Sandra: Yeah! So then when he prayed, my legs all of a sudden got really shaky, and I just collapsed. I didn’t fall back, I just went straight down. I crawled up on a chair and laid out, my eyes were shut and I’m like, “Ok God, I’ve watched other people have an experience, what are you going to do?” I could hear people talking and I’m like, “Ok, nothing’s happening.” So we get up.
Steve: Stuff’s happening but we don’t know what to look for.
Sandra: We got in the car and we shared what we were feeling. We both said we felt peace of the Lord. We had just been through two church splits in our church and it had been like a war zone so we realized the significance of what God gave us.
Steve: It clearly stirred some things because the next morning for me, I woke up zealous to read the Bible, and I read the whole book of Acts in one go. I rarely would read the Bible, other than for sermon prep and Bible study prep. I was very dry.
Steve started working for John and Carol a week later. Two weeks in, Randy Clark led a meeting of other Baptist leaders to explain what had been happening at the revival meetings.
Sandra: That night Randy explained a bunch of stuff, and we all stood up for ministry. It was the most humbling thing for me! I got drunk as a skunk. He called me forward, he prayed for me, I fell on the floor, I was laughing, I was snorting. I don’t know what’s going on. Meanwhile, Stephen’s getting these baptist people coming to him, saying things like...
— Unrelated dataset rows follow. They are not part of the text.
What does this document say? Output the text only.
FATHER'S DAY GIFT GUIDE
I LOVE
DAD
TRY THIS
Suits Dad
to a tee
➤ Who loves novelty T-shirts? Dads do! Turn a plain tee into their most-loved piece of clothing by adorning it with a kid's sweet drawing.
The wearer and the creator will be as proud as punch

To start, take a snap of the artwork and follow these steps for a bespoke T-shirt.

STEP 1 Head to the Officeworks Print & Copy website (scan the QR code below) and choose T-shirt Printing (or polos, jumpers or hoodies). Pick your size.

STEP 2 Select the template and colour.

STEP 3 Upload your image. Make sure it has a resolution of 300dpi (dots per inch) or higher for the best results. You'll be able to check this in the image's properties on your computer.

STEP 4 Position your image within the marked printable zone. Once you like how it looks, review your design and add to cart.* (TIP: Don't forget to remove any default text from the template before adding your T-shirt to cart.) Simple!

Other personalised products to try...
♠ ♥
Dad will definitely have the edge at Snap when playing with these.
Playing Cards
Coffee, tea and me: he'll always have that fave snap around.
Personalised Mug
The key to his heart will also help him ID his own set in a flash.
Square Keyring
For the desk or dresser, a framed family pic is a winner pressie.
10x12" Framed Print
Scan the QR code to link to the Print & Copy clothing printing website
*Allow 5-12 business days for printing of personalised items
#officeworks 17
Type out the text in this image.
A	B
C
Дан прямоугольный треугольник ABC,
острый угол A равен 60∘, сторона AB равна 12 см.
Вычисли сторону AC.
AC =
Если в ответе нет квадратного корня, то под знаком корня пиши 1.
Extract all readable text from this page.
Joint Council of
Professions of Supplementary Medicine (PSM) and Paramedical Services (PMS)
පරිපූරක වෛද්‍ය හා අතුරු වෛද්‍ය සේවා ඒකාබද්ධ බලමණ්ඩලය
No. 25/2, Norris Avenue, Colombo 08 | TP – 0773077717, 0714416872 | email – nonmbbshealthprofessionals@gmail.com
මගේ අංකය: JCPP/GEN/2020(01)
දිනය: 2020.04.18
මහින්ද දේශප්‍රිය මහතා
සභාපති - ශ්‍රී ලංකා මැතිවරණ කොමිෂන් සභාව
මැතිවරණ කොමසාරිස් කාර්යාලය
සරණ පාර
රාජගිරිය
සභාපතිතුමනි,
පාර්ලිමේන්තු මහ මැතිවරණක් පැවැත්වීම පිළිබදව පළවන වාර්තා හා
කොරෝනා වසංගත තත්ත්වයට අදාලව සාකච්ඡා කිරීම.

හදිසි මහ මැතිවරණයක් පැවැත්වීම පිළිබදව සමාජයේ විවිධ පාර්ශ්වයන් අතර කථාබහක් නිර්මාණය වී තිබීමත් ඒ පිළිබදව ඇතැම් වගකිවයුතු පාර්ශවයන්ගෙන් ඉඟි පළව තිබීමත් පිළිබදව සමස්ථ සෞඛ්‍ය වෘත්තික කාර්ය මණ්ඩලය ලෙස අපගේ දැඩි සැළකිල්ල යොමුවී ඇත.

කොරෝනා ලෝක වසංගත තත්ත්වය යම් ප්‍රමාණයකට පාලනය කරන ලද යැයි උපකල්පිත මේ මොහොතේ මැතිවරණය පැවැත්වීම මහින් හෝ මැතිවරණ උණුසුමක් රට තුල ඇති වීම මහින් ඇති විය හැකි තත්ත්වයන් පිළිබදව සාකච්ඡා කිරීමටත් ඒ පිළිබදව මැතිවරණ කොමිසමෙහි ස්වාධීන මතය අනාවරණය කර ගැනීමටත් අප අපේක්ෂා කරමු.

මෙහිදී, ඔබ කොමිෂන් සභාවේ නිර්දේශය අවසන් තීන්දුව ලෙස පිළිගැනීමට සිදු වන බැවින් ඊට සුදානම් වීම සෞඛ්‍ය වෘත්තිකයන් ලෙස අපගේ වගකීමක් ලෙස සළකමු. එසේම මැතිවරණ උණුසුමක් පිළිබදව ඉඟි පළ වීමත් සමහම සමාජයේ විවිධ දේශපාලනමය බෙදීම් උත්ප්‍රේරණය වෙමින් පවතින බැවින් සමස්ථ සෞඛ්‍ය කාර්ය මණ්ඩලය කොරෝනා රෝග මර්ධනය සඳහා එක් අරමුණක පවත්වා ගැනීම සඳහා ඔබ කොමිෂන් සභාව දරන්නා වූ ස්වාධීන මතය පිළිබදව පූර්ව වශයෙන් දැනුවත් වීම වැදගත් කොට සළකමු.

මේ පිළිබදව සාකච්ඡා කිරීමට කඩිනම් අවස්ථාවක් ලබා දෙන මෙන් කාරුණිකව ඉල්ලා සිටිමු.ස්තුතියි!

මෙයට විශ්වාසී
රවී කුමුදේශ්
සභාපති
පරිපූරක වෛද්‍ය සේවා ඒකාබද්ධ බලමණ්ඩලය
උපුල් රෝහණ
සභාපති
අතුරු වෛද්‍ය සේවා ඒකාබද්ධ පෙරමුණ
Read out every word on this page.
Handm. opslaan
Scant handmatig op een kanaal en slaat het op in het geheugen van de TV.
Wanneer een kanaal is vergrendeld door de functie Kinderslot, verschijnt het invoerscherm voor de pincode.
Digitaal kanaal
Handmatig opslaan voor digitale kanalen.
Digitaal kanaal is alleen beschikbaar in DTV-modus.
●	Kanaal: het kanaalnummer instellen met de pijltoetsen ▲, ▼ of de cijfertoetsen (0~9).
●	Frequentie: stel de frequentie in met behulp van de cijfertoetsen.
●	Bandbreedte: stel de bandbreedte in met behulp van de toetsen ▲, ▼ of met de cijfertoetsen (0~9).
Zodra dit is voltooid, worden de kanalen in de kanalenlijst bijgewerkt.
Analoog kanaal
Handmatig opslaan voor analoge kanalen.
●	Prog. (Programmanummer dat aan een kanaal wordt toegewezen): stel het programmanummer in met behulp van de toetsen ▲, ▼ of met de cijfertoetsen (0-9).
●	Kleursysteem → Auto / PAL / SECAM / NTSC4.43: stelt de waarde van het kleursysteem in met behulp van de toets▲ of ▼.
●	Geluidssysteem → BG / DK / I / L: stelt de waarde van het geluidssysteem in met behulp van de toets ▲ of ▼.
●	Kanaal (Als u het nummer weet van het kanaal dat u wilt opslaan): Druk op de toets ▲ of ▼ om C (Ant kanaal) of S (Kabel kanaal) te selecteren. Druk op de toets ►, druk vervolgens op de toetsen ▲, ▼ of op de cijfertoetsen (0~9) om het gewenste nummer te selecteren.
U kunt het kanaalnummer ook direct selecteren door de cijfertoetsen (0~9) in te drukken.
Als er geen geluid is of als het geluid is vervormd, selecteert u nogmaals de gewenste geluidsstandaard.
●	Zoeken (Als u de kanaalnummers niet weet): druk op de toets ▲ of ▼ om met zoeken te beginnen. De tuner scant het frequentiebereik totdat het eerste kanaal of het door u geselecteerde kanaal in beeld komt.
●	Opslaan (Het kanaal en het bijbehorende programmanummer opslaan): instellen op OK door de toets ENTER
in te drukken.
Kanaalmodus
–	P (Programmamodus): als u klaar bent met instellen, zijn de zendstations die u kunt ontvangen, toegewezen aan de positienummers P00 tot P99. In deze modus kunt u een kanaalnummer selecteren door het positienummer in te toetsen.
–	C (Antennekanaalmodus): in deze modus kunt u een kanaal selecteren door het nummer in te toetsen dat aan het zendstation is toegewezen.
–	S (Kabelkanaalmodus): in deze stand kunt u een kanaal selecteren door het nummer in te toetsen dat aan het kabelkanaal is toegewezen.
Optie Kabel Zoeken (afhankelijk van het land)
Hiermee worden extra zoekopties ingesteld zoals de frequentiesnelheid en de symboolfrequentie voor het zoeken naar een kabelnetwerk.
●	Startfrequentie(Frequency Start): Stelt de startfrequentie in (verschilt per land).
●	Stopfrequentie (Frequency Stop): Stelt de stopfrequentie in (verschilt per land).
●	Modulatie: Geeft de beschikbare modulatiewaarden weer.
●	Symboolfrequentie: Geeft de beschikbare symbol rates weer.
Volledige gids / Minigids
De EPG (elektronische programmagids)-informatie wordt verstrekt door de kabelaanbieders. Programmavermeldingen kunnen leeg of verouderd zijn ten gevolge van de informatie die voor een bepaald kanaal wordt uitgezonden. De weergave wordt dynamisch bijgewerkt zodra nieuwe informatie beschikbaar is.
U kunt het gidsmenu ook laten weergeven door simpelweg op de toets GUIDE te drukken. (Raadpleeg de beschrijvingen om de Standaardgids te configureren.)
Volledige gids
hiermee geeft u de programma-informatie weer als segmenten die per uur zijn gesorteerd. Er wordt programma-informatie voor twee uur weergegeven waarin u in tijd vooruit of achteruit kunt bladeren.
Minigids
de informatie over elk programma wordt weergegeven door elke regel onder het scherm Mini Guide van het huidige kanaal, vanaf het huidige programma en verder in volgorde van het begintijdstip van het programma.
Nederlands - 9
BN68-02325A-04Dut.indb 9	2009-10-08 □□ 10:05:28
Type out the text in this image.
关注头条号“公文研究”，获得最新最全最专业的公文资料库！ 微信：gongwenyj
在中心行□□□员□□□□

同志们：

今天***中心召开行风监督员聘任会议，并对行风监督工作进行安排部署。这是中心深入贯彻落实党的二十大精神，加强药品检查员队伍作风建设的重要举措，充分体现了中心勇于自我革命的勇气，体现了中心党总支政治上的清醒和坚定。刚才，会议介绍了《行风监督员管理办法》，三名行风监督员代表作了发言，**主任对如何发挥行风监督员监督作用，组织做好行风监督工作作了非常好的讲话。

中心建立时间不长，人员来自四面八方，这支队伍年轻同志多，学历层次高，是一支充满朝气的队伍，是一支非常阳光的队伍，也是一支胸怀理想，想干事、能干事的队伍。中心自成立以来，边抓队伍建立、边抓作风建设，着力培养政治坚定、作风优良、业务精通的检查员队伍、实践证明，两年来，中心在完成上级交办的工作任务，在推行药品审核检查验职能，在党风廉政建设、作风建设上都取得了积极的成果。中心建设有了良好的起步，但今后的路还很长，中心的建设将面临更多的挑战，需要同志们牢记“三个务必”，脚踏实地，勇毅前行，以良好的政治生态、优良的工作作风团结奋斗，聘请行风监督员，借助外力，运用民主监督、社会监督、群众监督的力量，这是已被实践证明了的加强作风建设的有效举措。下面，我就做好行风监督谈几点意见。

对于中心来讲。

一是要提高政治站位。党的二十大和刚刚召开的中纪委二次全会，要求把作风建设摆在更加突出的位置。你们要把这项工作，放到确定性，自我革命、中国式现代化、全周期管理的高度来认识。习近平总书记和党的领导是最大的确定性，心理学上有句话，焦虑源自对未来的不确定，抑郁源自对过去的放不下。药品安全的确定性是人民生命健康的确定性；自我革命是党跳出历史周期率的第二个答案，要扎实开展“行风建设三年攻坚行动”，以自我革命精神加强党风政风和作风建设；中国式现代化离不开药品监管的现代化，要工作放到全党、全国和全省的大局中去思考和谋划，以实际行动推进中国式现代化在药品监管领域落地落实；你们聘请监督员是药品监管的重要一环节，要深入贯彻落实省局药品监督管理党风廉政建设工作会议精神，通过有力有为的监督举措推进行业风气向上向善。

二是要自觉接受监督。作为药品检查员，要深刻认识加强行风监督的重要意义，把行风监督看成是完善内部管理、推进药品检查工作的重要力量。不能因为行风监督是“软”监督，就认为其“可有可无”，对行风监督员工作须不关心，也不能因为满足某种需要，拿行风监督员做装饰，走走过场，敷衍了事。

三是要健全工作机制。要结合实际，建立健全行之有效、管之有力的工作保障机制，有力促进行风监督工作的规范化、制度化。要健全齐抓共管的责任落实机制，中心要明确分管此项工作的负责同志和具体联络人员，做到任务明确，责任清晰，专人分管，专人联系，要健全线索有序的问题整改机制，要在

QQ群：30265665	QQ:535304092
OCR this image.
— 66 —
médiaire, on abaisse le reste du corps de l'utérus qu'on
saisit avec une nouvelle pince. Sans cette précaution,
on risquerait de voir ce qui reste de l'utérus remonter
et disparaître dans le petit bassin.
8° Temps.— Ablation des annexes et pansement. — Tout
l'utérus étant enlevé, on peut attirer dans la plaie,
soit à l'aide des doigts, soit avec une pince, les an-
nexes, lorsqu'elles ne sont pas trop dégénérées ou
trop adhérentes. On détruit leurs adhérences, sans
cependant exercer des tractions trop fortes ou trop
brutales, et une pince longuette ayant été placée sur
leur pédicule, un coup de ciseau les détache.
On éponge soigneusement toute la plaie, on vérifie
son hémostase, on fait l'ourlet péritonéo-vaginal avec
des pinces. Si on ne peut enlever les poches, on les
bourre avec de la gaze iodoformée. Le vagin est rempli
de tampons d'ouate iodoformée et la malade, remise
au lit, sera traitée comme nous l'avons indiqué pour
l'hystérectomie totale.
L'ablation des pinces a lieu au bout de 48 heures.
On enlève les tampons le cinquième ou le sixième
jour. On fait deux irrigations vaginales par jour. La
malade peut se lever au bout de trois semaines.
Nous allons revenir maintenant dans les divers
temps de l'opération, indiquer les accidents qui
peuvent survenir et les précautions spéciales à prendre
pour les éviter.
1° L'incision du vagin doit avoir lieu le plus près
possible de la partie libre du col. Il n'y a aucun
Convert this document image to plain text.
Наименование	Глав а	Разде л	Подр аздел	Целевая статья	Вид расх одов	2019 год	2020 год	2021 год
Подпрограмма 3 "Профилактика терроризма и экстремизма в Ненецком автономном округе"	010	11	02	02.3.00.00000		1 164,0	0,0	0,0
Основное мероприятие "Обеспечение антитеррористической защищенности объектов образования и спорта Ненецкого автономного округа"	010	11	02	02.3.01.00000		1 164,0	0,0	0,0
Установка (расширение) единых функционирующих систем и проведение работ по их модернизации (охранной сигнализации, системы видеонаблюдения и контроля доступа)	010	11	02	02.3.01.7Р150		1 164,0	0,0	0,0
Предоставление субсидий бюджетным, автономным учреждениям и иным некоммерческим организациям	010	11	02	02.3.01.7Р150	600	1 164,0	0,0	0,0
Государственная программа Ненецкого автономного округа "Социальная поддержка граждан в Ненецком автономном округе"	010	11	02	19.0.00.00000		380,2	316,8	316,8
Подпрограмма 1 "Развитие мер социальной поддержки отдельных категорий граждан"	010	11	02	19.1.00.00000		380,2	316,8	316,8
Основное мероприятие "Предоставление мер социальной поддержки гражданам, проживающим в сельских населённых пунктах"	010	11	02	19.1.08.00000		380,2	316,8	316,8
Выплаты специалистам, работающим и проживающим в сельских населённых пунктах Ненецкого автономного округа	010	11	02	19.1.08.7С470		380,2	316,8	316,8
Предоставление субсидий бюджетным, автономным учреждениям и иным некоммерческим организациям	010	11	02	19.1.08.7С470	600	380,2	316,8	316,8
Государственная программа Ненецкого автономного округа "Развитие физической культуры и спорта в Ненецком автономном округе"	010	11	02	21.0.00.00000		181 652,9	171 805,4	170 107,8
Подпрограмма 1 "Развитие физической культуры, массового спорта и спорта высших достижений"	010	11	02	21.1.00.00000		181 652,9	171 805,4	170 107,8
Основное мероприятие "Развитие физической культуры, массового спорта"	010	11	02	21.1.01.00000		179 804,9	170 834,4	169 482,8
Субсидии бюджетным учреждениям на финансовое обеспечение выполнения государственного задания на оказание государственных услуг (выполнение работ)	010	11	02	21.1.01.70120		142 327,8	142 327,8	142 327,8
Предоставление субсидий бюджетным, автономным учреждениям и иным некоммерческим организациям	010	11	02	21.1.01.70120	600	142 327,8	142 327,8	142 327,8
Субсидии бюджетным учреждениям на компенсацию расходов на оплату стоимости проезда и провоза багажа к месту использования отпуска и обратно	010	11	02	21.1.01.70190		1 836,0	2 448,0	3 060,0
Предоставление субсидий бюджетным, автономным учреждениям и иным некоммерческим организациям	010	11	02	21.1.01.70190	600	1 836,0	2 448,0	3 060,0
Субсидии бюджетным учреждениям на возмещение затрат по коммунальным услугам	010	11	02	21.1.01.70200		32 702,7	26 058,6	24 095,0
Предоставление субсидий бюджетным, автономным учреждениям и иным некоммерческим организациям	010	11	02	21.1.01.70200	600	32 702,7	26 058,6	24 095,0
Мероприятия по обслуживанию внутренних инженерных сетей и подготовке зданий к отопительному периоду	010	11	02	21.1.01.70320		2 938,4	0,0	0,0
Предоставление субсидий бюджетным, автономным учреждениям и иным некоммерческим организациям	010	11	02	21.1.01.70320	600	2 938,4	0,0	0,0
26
Steve: “You can never be a baptist again.” “You’re done.” “We’re ashamed of you.” Half of the people there loved it and experienced it, and half hated and theologically decided this was wrong. It was a pivotal day for us. It was basically the day we realized we can’t go back to being Baptists.
Sandra: I was covering my face because I was so embarrassed. Here I am with my Baptist colleagues and I’m drunk on the floor.
Steve: Sandra, in our Baptist church split had had an emotional breakdown, nervous breakdown, was having panic attacks, counselling, she needed a deep deep drink to shake all that stuff.
How are your hearts different, through what God’s done over the years, to how they are now?
Sandra: For me, it was because we had had church splits and there was a lot of betrayal, a lot of hurt and pain. In the Baptist church at that time, there was no such thing as inner healing. So you basically would just move on, you quit that church and go to another church because you just couldn’t handle being there.
So basically my heart was hardened. I had lots of fear. I know in the interview [with John and Carol], I said, “Great, I’ll come to the church, but just don’t expect me to love on people.” The very thing that a pastor should be doing! My focus back then was just to love my children and to make sure that they never got hurt.
Steve: I was very impatient with Sandra and Jonathan and Chris, who would have been nine and six. That’s causing stress in our marriage, Sandra’s crying when she goes to bed many nights and I’m incapable of seeing that this is my issue. That was a fairly dramatic thing for me to just realize that I could take ownership for that. The Holy Spirit just gradually began to deal with my stuff. I still have bad moments today, but it’s no way near as bad as it was before.
We were both very dysfunctional people helping to lead a revival. In hindsight, John and Carol had such grace for people to be on the journey. I think as long as you were on the journey, they made room for you, just because they knew who we were to become.
What is it that you love about what you do now, day to day, week to week?
Steve: I like facilitating the Holy Spirit plan for our church. Being a shaper, the plan to me gives me the most passion. When we feel ‘this is what God’s saying, let’s move the church, let’s move the people, let’s organize so we can do what God’s saying,’ I love that.
Sandra: I love the look on people’s faces when I see the transformation. When transformation happens, they experience the spirit, they experience the heart change, and I look in their eyes and it’s almost like they’re a different person. They’re laughing, they’re crying, and it’s almost like what they’ve been in bondage with has just been taken off of them, and now they’re raring to live.